Let u,v ϵ ℝ^Ω_+ be positive unit vectors and S ϵ ℝ^{Ω×Ω}_+ be a symmetric substochastic matrix. For an integer t ≥ 0, let m_t = ⟨v,S^tu⟩, which we view as the heat measured by v after an initial heat configuration u is let to diffuse for t time steps according to S. Since S is entropy improving, one may intuit that m_t should not change too rapidly over time. We give the following formalizations of this intuition.

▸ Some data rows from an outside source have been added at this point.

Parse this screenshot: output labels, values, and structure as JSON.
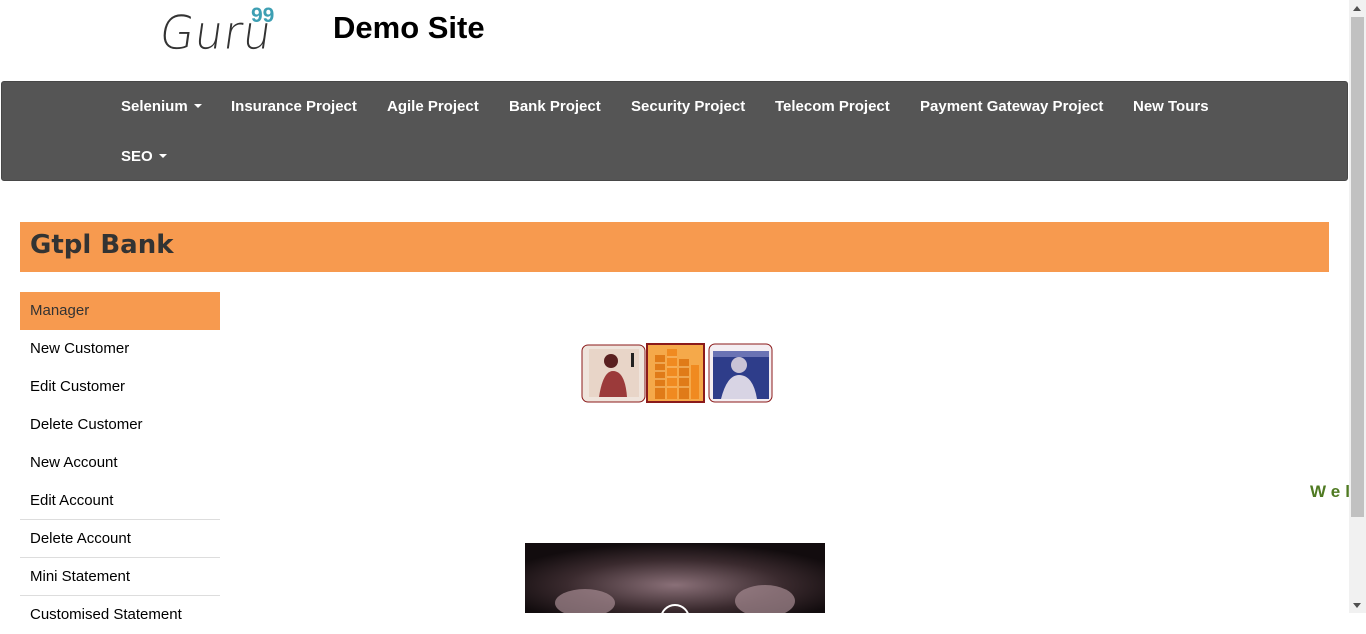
{
  "header": {
    "logo_text": "Guru",
    "logo_superscript": "99",
    "site_title": "Demo Site"
  },
  "nav": {
    "items": [
      {
        "label": "Selenium",
        "dropdown": true
      },
      {
        "label": "Insurance Project",
        "dropdown": false
      },
      {
        "label": "Agile Project",
        "dropdown": false
      },
      {
        "label": "Bank Project",
        "dropdown": false
      },
      {
        "label": "Security Project",
        "dropdown": false
      },
      {
        "label": "Telecom Project",
        "dropdown": false
      },
      {
        "label": "Payment Gateway Project",
        "dropdown": false
      },
      {
        "label": "New Tours",
        "dropdown": false
      },
      {
        "label": "SEO",
        "dropdown": true
      }
    ]
  },
  "bank": {
    "title": "Gtpl Bank"
  },
  "sidebar": {
    "items": [
      {
        "label": "Manager",
        "active": true
      },
      {
        "label": "New Customer"
      },
      {
        "label": "Edit Customer"
      },
      {
        "label": "Delete Customer"
      },
      {
        "label": "New Account"
      },
      {
        "label": "Edit Account"
      },
      {
        "label": "Delete Account"
      },
      {
        "label": "Mini Statement"
      },
      {
        "label": "Customised Statement"
      }
    ]
  },
  "marquee": {
    "text": "Wel"
  },
  "colors": {
    "accent": "#f79a4f",
    "navbar": "#555555",
    "welcome": "#4f7a22",
    "logo_sup": "#3d9fb3"
  }
}
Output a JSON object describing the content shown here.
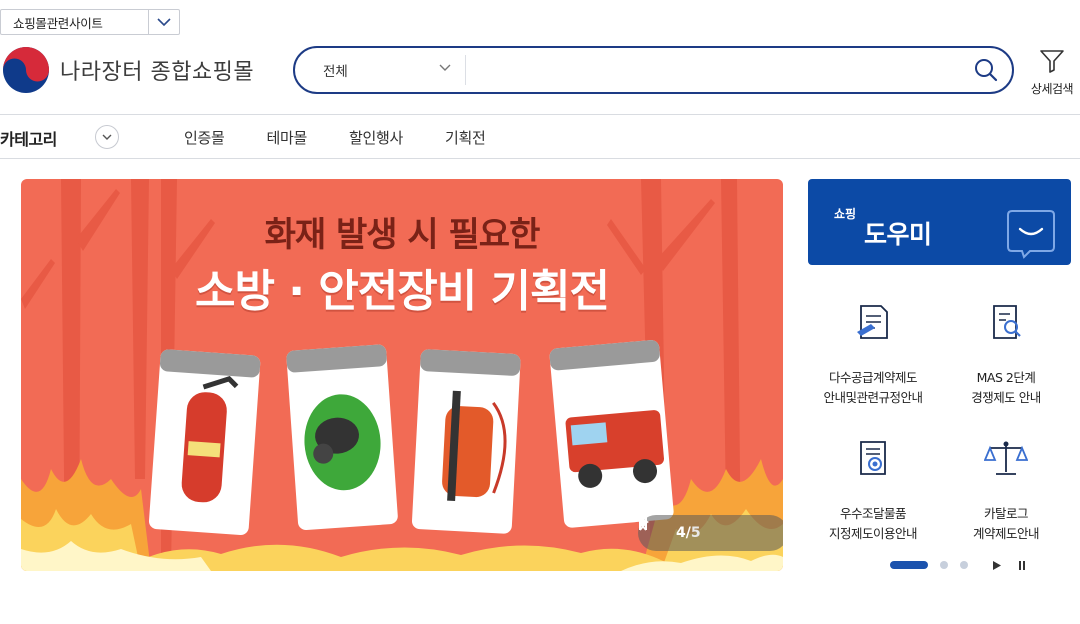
{
  "related_site": {
    "label": "쇼핑몰관련사이트"
  },
  "logo": {
    "title": "나라장터 종합쇼핑몰"
  },
  "search": {
    "scope": "전체",
    "value": "",
    "placeholder": ""
  },
  "detail_search": {
    "label": "상세검색"
  },
  "nav": {
    "category": "카테고리",
    "items": [
      {
        "label": "인증몰"
      },
      {
        "label": "테마몰"
      },
      {
        "label": "할인행사"
      },
      {
        "label": "기획전"
      }
    ]
  },
  "banner": {
    "line1": "화재 발생 시 필요한",
    "line2": "소방 · 안전장비 기획전",
    "current": "4",
    "total": "5",
    "separator": "/"
  },
  "helper": {
    "sub": "쇼핑",
    "title": "도우미",
    "items": [
      {
        "line1": "다수공급계약제도",
        "line2": "안내및관련규정안내",
        "icon": "contract-document-icon"
      },
      {
        "line1": "MAS 2단계",
        "line2": "경쟁제도 안내",
        "icon": "document-search-icon"
      },
      {
        "line1": "우수조달물품",
        "line2": "지정제도이용안내",
        "icon": "certificate-icon"
      },
      {
        "line1": "카탈로그",
        "line2": "계약제도안내",
        "icon": "scale-icon"
      }
    ],
    "pages": 3,
    "current_page": 1
  },
  "colors": {
    "brand": "#1d3b85",
    "helper_bg": "#0c4aa6",
    "banner_bg": "#f26b55"
  }
}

We prove that m_{t+2} ≥ m_t^{1+2/t}, an inequality studied earlier by Blakley and Dixon (also Erdős and Simonovits) for u=v and shown true under the restriction m_t ≥ e^{-4t}. Moreover we prove that for any ε>0, a stronger inequality m_{t+2} ≥ t^{1-ε} ⋅ m_t^{1+2/t} holds unless m_{t+2}m_{t-2} ≥ δ m_t^2 for some δ that depends on ε only. Phrased differently, ∀ ε> 0, ∃ δ > 0 such that ∀ S,u,v:

m_{t+2} / {m_{t}^{1+2/t} ≥ min { t^{1-ε}, δm_t^{1-2/t} / m_{t-2} }, ∀ t ≥ 2,

which can be viewed as a truncated log-convexity statement.

Using this inequality, we answer two related open questions in complexity theory: Any property tester for k-linearity requires Ω(k log k) queries and the randomized communication complexity of the k-Hamming distance problem is Ω(k log k). Further we show that any randomized parity decision tree computing k-Hamming weight has size exp(Ω(k log k).